Welcome to my teaching page.
Teaching has been an integral part of my academic life since my time as a Ph.D. student in Philosophy at the University of Notre Dame. I have served as a teaching assistant for both introductory philosophy courses and an advanced seminar on the history of modern philosophy, and I was honored with the Outstanding Graduate Student Teacher Award in 2021. In 2023, I independently designed and taught a course on the philosophy of mind, further deepening my commitment to student-centered and conceptually rigorous instruction. In the 2025–2026 academic year, I will serve as an Assistant Teaching Professor in the Philosophy Department at Notre Dame. Below you will find information about courses I have independently taught and designed, each structured to guide students through complex philosophical ideas while fostering critical engagement and thoughtful discussion.
Minds, Brains, and Persons
What is the nature of the mind? How does it relate to the body and the external world? What makes someone the same person over time? Is it the persistence of the same body? Questions such as these have been the focus of philosophical thinking about the mind for hundreds of years. But they have taken on new urgency with the development of sciences such as psychology, cognitive science, and cognitive neuroscience. In this class, we will consider some of the most important historical answers offered to the questions above, as well as some of the views philosophers have developed in response to the contemporary sciences of the mind.
Dialogues of the Enlightened: Modern Philosophy in Conversations
This course explores the history of modern philosophy, taking a unique approach that goes beyond traditional narratives. While we will explore the contributions of canonical men philosophers, we will also shine a light on the often-overlooked women philosophers of this period who significantly advanced Enlightenment thought. By placing these philosophers in dialogue, we will examine their philosophical developments not only through their seminal works but also through their correspondences and interactions. We will engage with actual historical discourses and create new interactions based on their philosophical ideas. By reading various types of materials, we will gain a comprehensive understanding of the intellectual exchanges that shaped the philosophical landscape of the Enlightenment.
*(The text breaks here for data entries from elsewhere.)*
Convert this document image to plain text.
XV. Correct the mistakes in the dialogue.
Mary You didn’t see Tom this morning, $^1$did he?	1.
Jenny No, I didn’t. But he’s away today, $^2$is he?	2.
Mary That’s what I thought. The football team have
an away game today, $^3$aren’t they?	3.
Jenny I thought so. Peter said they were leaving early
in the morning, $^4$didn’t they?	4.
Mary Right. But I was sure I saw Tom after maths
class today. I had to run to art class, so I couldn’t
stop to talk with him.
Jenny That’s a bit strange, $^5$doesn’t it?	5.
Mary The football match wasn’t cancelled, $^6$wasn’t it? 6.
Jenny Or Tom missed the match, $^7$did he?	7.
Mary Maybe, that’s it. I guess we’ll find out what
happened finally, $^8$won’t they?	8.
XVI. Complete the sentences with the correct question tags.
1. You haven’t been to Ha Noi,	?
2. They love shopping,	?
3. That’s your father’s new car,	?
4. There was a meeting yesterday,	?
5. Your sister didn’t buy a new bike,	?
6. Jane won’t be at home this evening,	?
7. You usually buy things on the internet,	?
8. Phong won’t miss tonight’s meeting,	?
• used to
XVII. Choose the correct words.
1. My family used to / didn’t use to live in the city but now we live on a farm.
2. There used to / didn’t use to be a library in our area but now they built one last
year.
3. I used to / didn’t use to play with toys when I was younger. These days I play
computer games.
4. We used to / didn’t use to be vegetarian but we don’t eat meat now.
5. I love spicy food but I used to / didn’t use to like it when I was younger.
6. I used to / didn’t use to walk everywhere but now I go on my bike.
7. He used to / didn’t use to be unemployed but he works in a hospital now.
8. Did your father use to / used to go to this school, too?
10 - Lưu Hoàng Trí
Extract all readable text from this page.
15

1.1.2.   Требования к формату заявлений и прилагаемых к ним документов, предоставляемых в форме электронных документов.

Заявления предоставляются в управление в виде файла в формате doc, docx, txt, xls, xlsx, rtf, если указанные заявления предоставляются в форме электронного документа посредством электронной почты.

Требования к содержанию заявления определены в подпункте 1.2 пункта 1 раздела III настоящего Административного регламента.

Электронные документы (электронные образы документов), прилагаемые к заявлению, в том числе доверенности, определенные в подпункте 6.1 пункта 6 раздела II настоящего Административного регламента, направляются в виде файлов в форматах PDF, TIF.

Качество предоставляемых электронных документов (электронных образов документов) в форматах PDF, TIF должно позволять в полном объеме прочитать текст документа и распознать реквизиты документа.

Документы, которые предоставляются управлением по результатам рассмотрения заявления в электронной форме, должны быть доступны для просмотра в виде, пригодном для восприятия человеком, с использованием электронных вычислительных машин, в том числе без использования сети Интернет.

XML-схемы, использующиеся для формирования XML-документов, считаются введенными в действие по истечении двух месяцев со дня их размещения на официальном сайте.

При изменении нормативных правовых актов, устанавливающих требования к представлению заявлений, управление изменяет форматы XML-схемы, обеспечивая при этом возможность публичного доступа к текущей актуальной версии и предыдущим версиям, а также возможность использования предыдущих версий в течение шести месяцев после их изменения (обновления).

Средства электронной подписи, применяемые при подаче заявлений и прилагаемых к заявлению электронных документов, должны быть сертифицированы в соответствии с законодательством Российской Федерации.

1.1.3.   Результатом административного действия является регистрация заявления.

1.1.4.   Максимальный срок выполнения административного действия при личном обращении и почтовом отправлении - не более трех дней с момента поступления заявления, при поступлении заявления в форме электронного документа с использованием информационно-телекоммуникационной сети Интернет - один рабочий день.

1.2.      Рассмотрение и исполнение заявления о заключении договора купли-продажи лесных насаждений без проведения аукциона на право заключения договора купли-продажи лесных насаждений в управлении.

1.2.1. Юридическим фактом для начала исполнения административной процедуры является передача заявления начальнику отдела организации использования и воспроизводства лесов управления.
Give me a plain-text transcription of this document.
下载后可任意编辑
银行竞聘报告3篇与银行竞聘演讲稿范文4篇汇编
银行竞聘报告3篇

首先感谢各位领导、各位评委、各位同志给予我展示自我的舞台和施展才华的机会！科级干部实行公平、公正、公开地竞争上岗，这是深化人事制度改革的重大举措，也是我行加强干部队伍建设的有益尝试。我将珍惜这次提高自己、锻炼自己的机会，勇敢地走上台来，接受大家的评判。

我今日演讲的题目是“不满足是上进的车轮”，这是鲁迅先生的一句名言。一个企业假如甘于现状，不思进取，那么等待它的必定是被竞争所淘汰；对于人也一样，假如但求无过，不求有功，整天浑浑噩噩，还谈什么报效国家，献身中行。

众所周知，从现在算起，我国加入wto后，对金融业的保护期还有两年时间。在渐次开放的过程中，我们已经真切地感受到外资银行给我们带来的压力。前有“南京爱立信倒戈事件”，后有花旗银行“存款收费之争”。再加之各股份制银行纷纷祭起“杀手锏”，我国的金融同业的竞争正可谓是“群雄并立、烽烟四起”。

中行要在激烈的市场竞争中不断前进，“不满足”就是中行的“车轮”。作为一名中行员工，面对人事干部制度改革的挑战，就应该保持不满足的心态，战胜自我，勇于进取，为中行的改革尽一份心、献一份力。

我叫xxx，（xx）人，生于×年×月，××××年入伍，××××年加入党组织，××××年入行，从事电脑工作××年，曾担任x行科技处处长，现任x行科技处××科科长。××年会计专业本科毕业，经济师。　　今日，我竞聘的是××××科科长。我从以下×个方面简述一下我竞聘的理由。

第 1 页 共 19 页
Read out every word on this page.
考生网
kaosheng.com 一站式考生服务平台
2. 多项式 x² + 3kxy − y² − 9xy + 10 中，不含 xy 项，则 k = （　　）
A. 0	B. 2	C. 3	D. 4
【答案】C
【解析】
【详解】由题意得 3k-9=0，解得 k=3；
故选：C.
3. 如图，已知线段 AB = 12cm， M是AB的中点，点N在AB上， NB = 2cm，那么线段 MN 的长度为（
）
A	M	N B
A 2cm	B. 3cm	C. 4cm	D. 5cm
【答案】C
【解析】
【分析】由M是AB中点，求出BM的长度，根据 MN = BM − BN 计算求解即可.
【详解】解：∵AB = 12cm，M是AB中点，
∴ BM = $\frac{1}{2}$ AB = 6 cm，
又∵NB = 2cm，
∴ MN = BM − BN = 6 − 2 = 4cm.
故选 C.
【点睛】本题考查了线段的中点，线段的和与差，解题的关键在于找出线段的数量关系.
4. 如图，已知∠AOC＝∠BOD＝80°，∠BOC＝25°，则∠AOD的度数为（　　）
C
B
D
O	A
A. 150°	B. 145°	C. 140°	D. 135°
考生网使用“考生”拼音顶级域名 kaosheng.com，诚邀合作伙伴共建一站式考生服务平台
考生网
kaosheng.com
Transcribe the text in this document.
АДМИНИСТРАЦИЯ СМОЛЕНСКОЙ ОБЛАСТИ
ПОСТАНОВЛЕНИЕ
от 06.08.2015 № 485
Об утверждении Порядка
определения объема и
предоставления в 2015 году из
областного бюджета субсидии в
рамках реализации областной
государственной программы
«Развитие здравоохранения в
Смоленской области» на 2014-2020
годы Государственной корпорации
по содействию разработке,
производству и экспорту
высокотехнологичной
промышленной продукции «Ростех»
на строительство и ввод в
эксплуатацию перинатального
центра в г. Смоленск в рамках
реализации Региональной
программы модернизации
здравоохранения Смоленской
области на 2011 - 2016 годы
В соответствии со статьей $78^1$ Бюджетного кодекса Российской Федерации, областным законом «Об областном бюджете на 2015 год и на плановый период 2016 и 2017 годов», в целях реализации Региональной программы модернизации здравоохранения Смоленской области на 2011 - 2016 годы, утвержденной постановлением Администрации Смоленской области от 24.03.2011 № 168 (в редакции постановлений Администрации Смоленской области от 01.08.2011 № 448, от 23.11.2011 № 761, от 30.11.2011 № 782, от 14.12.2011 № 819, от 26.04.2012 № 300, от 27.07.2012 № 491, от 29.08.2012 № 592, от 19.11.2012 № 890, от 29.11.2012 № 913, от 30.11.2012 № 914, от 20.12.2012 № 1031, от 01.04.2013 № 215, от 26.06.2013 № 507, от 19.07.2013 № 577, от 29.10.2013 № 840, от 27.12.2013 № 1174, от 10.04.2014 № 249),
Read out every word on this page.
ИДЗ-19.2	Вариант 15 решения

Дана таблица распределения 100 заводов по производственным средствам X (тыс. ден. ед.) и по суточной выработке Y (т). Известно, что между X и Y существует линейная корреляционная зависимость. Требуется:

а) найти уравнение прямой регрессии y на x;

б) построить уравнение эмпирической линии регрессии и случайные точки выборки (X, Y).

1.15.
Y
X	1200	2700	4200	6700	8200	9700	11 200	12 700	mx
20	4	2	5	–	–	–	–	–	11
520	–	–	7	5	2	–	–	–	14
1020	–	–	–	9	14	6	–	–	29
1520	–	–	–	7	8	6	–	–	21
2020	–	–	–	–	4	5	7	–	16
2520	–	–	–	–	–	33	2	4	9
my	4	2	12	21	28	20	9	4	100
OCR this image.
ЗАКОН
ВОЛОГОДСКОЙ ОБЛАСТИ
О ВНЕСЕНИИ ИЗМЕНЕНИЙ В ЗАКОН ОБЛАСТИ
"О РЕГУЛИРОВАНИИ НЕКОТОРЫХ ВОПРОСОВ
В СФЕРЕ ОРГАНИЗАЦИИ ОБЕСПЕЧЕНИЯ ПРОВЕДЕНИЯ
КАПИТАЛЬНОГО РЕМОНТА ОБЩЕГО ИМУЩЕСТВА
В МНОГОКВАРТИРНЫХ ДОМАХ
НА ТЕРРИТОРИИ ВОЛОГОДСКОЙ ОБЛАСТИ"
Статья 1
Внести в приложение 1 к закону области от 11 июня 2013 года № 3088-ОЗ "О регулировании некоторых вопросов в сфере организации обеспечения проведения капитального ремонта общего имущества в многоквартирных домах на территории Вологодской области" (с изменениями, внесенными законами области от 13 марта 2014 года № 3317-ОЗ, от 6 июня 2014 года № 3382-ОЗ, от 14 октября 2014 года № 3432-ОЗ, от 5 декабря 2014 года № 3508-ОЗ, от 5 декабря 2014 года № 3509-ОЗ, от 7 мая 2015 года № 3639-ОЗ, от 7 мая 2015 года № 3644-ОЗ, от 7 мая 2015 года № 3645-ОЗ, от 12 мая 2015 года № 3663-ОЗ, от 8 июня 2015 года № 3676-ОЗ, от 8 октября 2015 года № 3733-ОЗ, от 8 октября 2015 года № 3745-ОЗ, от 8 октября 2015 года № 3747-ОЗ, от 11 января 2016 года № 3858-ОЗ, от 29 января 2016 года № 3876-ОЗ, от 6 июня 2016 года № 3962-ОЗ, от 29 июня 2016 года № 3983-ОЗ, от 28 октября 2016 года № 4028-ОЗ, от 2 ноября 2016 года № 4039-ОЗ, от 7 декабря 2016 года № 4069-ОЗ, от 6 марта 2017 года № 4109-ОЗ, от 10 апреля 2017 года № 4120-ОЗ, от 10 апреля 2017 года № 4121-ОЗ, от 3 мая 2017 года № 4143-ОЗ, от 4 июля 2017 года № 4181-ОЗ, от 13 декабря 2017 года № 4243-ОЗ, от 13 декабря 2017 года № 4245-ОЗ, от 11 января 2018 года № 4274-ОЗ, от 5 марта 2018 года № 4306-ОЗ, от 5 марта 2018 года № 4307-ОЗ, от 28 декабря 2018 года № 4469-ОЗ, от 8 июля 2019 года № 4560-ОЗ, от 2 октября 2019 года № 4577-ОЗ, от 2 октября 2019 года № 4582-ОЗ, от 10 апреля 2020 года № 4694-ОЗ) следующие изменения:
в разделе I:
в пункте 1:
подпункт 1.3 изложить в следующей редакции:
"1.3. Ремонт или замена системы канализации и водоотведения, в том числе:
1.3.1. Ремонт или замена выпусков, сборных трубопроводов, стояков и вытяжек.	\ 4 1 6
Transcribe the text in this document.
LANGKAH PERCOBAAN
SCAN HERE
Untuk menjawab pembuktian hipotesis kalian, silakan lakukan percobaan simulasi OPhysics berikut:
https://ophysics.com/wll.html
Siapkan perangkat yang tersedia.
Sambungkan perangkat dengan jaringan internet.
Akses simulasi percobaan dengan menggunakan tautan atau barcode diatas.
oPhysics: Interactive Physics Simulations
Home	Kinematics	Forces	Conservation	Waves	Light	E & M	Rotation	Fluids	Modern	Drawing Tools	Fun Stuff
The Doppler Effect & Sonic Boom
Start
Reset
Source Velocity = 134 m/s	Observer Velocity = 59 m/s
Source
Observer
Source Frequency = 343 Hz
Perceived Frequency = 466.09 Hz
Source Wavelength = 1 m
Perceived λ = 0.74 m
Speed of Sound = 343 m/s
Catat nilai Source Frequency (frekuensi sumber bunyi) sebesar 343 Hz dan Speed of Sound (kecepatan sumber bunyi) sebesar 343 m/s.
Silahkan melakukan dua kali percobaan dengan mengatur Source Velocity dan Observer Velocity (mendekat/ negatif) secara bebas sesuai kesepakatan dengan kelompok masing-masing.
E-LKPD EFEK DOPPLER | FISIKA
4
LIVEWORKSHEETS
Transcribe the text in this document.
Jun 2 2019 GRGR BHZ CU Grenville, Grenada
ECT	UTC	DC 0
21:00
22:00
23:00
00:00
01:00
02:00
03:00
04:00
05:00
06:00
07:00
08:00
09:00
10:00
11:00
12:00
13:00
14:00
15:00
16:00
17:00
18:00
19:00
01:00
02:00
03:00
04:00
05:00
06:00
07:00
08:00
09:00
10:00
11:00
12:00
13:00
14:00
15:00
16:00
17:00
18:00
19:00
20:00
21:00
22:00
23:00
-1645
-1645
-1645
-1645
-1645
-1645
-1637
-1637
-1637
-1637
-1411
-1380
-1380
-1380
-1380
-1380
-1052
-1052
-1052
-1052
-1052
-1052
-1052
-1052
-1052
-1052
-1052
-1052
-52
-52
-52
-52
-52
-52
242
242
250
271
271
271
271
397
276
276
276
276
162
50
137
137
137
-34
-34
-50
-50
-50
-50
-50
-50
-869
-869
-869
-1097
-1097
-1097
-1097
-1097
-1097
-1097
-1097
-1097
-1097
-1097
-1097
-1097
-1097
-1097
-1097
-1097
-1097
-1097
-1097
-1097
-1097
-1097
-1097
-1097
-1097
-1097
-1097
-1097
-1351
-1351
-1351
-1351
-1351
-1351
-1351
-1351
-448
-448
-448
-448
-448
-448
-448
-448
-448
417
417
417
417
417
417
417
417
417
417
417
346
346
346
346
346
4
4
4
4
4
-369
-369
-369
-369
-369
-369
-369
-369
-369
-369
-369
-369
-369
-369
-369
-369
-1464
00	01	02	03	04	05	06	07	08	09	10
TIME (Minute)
From One to Many: Theories of the Individual in Seventeenth-Century Thought
What makes something an individual, and what distinguishes one individual from another? This course examines how seventeenth-century philosophers approached these questions across metaphysics, epistemology, moral philosophy, and political thought. We begin with theories of what makes something a distinct, unified being and how individuals relate to one another. We then consider how these philosophers understood who can be a knower and how knowledge is acquired: Is knowledge always tied to individual minds, or can groups also qualify as knowers? What counts as knowing, and how does it depend on the subject involved? Finally, we explore how these ideas shaped seventeenth-century views on moral responsibility, individual rights, and the nature of the state.
Introduction to Classical Chinese Philosophy
Why be moral? What is the best way to live? Should we follow tradition or nature, or neither? Classical Chinese philosophers wrestled with these fundamental questions against a backdrop of political turmoil and social change. In this course, we will examine how various philosophical schools have developed distinct, often competing visions of personal and political life. Structured in three units, the course begins with Confucianism, turns to Daoism, and concludes with a set of other influential schools, including Mohism, Legalism, and the Logicians, covering philosophical texts written roughly between the 6th and 2nd centuries BCE. We will explore how each school articulates its own philosophical vision on topics ranging from moral cultivation and good governance to skepticism and language.